Ce chapitre a décliné en quoi les mécanismes de consultation développés par l’administration municipale et les élus sont des freins majeurs à une contribution significative des associations de résidents aux questions d’aménagement du territoire et d’urbanisme. Les participants à l’enquête de terrain étaient unanimes : les savoirs et les compétences des associations de résidents ne sont pas sollicités à leur plein potentiel par l’administration municipale et ce, pour plusieurs raisons. D’abord, les élus et les fonctionnaires exercent un grand contrôle sur les activités de participation publique. Celles-ci sont très dirigées et ne laissent que très peu de place à l’innovation et à la créativité. Les participants n’ont pas l’occasion de se prononcer sur les enjeux qui les touchent, mais bien sur les thématiques qui ont été choisies et prédéfinies par l’administration. La formule de plus en plus privilégiée semble être l’assemblée publique, où l’exercice s’apparente davantage à de la validation qu’à de la consultation. Ensuite, il y a un important phénomène de méfiance envers les citoyens et les groupes de la société civile. En effet, l’administration et les élus doutent de la capacité des associations de résidents à se positionner en faveur de l’intérêt général. On leur associe souvent le syndrome du pas dans ma cour. Finalement, la faible volonté d’intégrer les associations de résidents dans un dialogue continu se manifeste de plusieurs façons. D’abord, les activités de participation qui ne sont pas prévues par la loi sont peu nombreuses. Dans celles qui sont prévues par la loi, la Ville ne va pas plus loin que les exigences minimales requises. Ensuite, le manque de ressources affectées à l’organisation d’activités de consultation et de participation est flagrant. Le Service de la Planification stratégique de la Ville de Gatineau, 4e ville en importance au Québec en matière de population, ne compte

qu’un seul chargé de projet. Cet employé n’a aucun lien direct avec les associations de résidents, tout comme les fonctionnaires du Service d’Urbanisme et de Développement durable.

Les agents de développement des communautés ainsi que les cadres de soutien de la Ville de Gatineau ressortent comme des éléments qui facilitent grandement le fonctionnement des associations de résidents.
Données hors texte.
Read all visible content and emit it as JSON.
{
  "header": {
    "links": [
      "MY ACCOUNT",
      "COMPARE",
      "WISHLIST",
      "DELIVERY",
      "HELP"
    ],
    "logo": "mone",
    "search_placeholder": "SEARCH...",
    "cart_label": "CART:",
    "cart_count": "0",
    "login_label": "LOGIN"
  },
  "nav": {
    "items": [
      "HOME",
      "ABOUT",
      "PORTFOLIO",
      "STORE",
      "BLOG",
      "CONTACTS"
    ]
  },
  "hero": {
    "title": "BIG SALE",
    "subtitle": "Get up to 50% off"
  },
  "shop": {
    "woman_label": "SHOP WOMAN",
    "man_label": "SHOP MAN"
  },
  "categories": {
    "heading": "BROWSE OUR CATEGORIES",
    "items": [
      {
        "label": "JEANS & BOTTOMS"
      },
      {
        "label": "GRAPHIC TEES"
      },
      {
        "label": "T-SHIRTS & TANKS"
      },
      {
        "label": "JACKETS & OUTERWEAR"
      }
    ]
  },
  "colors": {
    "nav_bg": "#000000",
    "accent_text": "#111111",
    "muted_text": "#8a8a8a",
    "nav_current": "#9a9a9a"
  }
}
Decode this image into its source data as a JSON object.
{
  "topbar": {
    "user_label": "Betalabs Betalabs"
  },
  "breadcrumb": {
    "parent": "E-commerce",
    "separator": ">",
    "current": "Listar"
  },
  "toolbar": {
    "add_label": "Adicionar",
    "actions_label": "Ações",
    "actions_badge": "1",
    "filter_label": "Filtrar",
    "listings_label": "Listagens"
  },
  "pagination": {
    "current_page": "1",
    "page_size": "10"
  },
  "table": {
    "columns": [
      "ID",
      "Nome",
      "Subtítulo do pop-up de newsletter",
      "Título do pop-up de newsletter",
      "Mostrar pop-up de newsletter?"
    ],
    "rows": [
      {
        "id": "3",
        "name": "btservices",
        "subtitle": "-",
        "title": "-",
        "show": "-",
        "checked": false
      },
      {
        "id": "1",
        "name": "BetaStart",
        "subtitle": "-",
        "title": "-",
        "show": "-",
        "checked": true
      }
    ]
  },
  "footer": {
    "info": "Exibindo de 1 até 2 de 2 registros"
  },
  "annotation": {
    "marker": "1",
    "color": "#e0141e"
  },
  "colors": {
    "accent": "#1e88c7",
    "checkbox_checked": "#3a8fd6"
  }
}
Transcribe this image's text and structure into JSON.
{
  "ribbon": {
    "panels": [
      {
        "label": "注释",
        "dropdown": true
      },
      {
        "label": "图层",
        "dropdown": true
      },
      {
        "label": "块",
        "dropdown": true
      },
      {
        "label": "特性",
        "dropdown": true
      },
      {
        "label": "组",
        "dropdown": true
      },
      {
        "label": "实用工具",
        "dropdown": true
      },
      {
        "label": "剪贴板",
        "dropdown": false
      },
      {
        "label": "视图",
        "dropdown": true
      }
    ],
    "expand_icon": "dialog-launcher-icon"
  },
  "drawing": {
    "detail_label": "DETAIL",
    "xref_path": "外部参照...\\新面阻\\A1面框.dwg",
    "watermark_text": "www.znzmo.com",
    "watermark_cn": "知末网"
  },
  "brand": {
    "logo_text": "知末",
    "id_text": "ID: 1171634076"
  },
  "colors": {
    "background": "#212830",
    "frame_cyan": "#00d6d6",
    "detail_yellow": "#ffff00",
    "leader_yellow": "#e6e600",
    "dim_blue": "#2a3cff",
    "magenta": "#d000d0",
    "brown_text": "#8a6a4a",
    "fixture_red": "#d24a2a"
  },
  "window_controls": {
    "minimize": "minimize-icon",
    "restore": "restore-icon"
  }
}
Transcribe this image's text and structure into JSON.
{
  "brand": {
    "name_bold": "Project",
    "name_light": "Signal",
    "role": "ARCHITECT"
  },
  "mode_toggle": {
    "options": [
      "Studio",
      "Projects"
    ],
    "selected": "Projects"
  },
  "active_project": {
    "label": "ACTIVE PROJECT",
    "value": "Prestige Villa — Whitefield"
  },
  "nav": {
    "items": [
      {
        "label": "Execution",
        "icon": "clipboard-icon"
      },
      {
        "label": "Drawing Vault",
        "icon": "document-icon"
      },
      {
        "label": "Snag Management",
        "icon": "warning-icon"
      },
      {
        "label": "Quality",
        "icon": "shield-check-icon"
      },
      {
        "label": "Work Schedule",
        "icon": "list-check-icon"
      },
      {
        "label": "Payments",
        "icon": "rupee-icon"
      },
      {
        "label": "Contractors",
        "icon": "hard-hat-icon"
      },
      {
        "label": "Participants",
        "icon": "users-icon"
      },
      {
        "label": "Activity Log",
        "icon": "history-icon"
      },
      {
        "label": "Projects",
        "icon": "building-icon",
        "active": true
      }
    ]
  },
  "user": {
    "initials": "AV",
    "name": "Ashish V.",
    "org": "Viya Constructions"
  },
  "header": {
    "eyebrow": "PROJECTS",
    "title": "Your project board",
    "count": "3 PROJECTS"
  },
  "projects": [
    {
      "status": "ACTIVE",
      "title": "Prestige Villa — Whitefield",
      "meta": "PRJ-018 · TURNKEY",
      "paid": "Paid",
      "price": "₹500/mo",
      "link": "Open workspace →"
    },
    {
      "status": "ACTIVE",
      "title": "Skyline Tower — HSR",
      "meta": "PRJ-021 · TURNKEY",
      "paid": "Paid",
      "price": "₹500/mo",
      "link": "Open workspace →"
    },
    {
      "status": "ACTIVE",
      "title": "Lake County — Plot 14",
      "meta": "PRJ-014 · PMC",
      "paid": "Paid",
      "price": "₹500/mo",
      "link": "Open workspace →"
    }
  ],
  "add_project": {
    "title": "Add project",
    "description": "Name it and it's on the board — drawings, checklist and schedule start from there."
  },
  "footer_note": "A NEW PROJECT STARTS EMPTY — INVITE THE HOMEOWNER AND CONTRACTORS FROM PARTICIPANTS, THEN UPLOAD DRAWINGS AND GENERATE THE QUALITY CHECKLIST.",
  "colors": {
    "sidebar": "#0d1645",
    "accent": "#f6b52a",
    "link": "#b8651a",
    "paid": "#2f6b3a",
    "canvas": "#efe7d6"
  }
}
En effet, par le soutien continu des agents et les subventions municipales, les associations de résidents sont en mesure d’organiser des activités qui répondent à leurs objectifs. Par contre, les agents de développement des communautés n’ont pas de formation en urbanisme et leurs connaissances sur le sujet sont plutôt limitées, selon leurs propres aveux.

Ainsi, l’offre institutionnelle de participation semble essentiellement pour valider des décisions prises derrière des portes closes et n’aurait pas comme objectif premier de créer des projets à l’image de la population gatinoise en profitant de l’expertise citoyenne. Du côté de la demande sociale de participation, les associations de résidents insistent pour être incluses dans le processus décisionnel sous prétexte qu’elles représentent les citoyens et qu’elles détiennent l’expertise du territoire réel. Il y a donc un hiatus important entre les objectifs visés par l’administration municipale et les aspirations des associations de résidents en termes de participation, ce qui fait écho aux travaux de Nabatchi et Leighninger (2015), selon lesquels les infrastructures de participation citoyenne auxquelles sont conviées les comités de citoyens ne sont ni adaptées ni adéquates pour répondre à leurs besoins et à leurs aspirations et qu’elles répondraient en fait aux aspirations des administrations publiques.